Monday, December 19, 2005

Anyone for tennis?

The Age's critic Helen Thomson does her roundup of the year's theatre today, and naturally there's a spot for the one Melbourne production that provoked the most comment, Hannie Rayson's Two Brothers. This of course was the (publicly-funded) play about a fictional Australian Prime Minister who not only orders that a boatload of asylum seekers be left to drown, but personally murders one himself. Are you still with me? (For more background, this is probably the most balanced review you'll find online.)

Helen opens with general comments about the prevalence of certain themes in this year's theatre - asylum seekers, refugees, war, terror, and the 'underclass':

"Left-leaning commentators...

Oh, you mean, like you Helen?

"...would sum this up as the inevitable detritus of decades of right-wing government policies dominated by the market..."

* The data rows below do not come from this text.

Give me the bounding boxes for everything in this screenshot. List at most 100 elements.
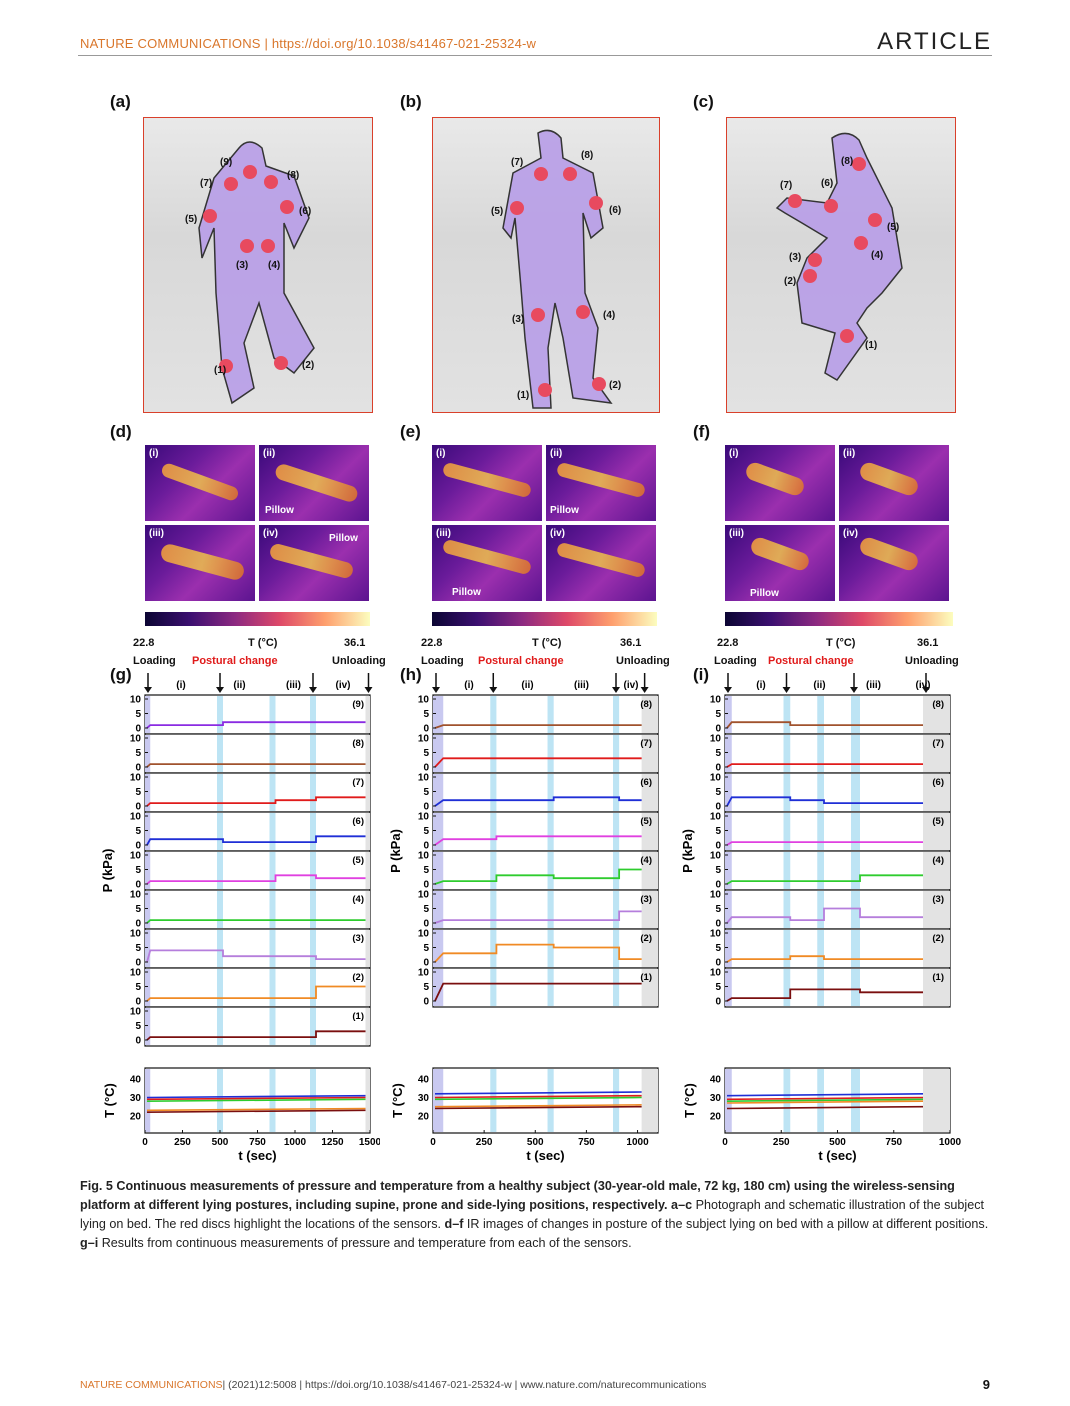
phase-band bbox=[817, 774, 824, 811]
phase-band bbox=[613, 969, 620, 1006]
phase-band bbox=[613, 813, 620, 850]
y-tick-label: 0 bbox=[423, 880, 429, 891]
unload-band bbox=[923, 696, 950, 733]
unload-band bbox=[923, 1069, 950, 1132]
running-header: NATURE COMMUNICATIONS | https://doi.org/… bbox=[80, 36, 537, 51]
sensor-id: (7) bbox=[352, 777, 364, 788]
y-tick-label: 0 bbox=[423, 763, 429, 774]
event-arrowhead bbox=[724, 687, 732, 693]
phase-band bbox=[310, 813, 316, 850]
y-tick-label: 5 bbox=[135, 826, 141, 837]
phase-band bbox=[217, 930, 223, 967]
phase-label: (iv) bbox=[336, 680, 351, 691]
x-tick-label: 250 bbox=[174, 1137, 191, 1148]
y-axis-label: T (°C) bbox=[102, 1083, 117, 1118]
phase-band bbox=[547, 1069, 554, 1132]
x-tick-label: 500 bbox=[212, 1137, 229, 1148]
y-tick-label: 10 bbox=[130, 734, 142, 745]
phase-band bbox=[817, 891, 824, 928]
unload-band bbox=[365, 1069, 370, 1132]
temp-series bbox=[146, 1098, 366, 1102]
y-tick-label: 10 bbox=[418, 968, 430, 979]
phase-label: (ii) bbox=[813, 680, 825, 691]
event-arrowhead bbox=[216, 687, 224, 693]
phase-band bbox=[851, 891, 860, 928]
phase-band bbox=[217, 696, 223, 733]
sensor-row: (7) 10 5 0 bbox=[130, 772, 371, 813]
phase-band bbox=[547, 852, 554, 889]
sensor-row: (5) 10 5 0 bbox=[710, 811, 951, 852]
y-tick-label: 40 bbox=[710, 1075, 722, 1086]
unload-band bbox=[641, 696, 658, 733]
y-tick-label: 10 bbox=[130, 851, 142, 862]
sensor-id: (5) bbox=[932, 816, 944, 827]
row-frame bbox=[144, 1006, 371, 1047]
row-frame bbox=[432, 733, 659, 774]
y-tick-label: 20 bbox=[130, 1111, 142, 1122]
y-tick-label: 0 bbox=[715, 958, 721, 969]
pressure-series bbox=[726, 988, 923, 1002]
phase-band bbox=[145, 735, 151, 772]
x-tick-label: 0 bbox=[722, 1137, 728, 1148]
y-tick-label: 5 bbox=[135, 1021, 141, 1032]
event-arrowhead bbox=[612, 687, 620, 693]
sensor-id: (8) bbox=[640, 699, 652, 710]
sensor-label: (2) bbox=[609, 380, 621, 391]
event-arrowhead bbox=[309, 687, 317, 693]
row-frame bbox=[724, 850, 951, 891]
phase-band bbox=[783, 930, 791, 967]
phase-band bbox=[490, 930, 497, 967]
phase-band bbox=[433, 852, 444, 889]
temp-series bbox=[726, 1096, 924, 1101]
y-tick-label: 5 bbox=[715, 826, 721, 837]
y-tick-label: 0 bbox=[715, 763, 721, 774]
phase-band bbox=[269, 813, 276, 850]
sensor-id: (3) bbox=[932, 894, 944, 905]
y-tick-label: 5 bbox=[715, 865, 721, 876]
y-tick-label: 5 bbox=[135, 787, 141, 798]
doi-link[interactable]: https://doi.org/10.1038/s41467-021-25324… bbox=[271, 36, 537, 51]
sensor-id: (2) bbox=[352, 972, 364, 983]
phase-band bbox=[269, 852, 276, 889]
phase-label: (ii) bbox=[521, 680, 533, 691]
phase-band bbox=[613, 696, 620, 733]
sensor-id: (7) bbox=[640, 738, 652, 749]
y-tick-label: 5 bbox=[715, 709, 721, 720]
phase-band bbox=[547, 813, 554, 850]
phase-band bbox=[269, 696, 276, 733]
row-frame bbox=[144, 811, 371, 852]
phase-band bbox=[310, 891, 316, 928]
ir-cell: (iii) Pillow bbox=[725, 525, 835, 601]
panel-label-e: (e) bbox=[400, 422, 421, 441]
row-frame bbox=[724, 967, 951, 1008]
sensor-label: (7) bbox=[511, 157, 523, 168]
unloading-label: Unloading bbox=[616, 655, 670, 667]
y-tick-label: 5 bbox=[715, 904, 721, 915]
panel-label-g: (g) bbox=[110, 665, 132, 684]
phase-band bbox=[433, 735, 444, 772]
phase-band bbox=[817, 735, 824, 772]
phase-band bbox=[433, 930, 444, 967]
phase-band bbox=[851, 735, 860, 772]
chart-i: (i) (ii) (iii) (iv)(8)1050(7)1050(6)1050(5)… bbox=[680, 673, 962, 1163]
y-axis-label: P (kPa) bbox=[388, 829, 403, 873]
phase-band bbox=[613, 852, 620, 889]
pressure-series bbox=[434, 943, 642, 963]
phase-band bbox=[217, 1008, 223, 1045]
phase-band bbox=[725, 891, 732, 928]
sensor-id: (8) bbox=[932, 699, 944, 710]
unload-band bbox=[923, 891, 950, 928]
sensor-label: (4) bbox=[603, 310, 615, 321]
sensor-row: (7) 10 5 0 bbox=[418, 733, 659, 774]
unload-band bbox=[923, 930, 950, 967]
y-tick-label: 5 bbox=[135, 865, 141, 876]
sensor-id: (6) bbox=[352, 816, 364, 827]
y-tick-label: 0 bbox=[135, 919, 141, 930]
unload-band bbox=[365, 774, 370, 811]
pressure-series bbox=[434, 724, 642, 729]
phase-band bbox=[547, 891, 554, 928]
row-frame bbox=[724, 733, 951, 774]
sensor-label: (5) bbox=[887, 222, 899, 233]
phase-band bbox=[490, 852, 497, 889]
phase-band bbox=[217, 891, 223, 928]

Well, as long as it's those 'left-leaning commentators' - y'know, those ones...over there... who are saying it. Helen acknowledges that Two Brothers "infuriated even the left with its melodramatic depiction of clearly recognisable wickedness":

"Making Australia's PM a murderer (of an asylum seeker, what's more) was probably more than most could accept."

Gee, d'ya think so?

"My feeling is that director Simon Phillips was too timid in finding the appropriate performance style to match Rayson's exaggerated script. A more controversial, less realism-constrained production might have made the play less controversial."

Now, that first 'controversial' is obviously a typo, so I won't make anything of it, but a nice Christmas holiday puzzle for you is to work out what word Helen meant to go there. And anyway, she has another idea for the 'real' reason Two Brothers tanked:

"Or is it (that) local audiences are too timid and squeamish to embrace politically explicit insults directed at fictional versions of elected representatives?"

Um, I'll get back to you on that one Helen - just now I'm busy working on my play about the sex-life of a fictional Democrat President. I just hope you're not too...squeamish.

[Two postscripts: When Helen Thomson originally reviewed the play, she had nothing but praise for Simon Phillips' direction. Ah well, the benefits of hindsight.

My insider at the Melbourne Theatre Company told me at the time that even they thought it had been staged prematurely, and that it needed another year of workshopping. What kind of a play needs a year of post-script workshopping?]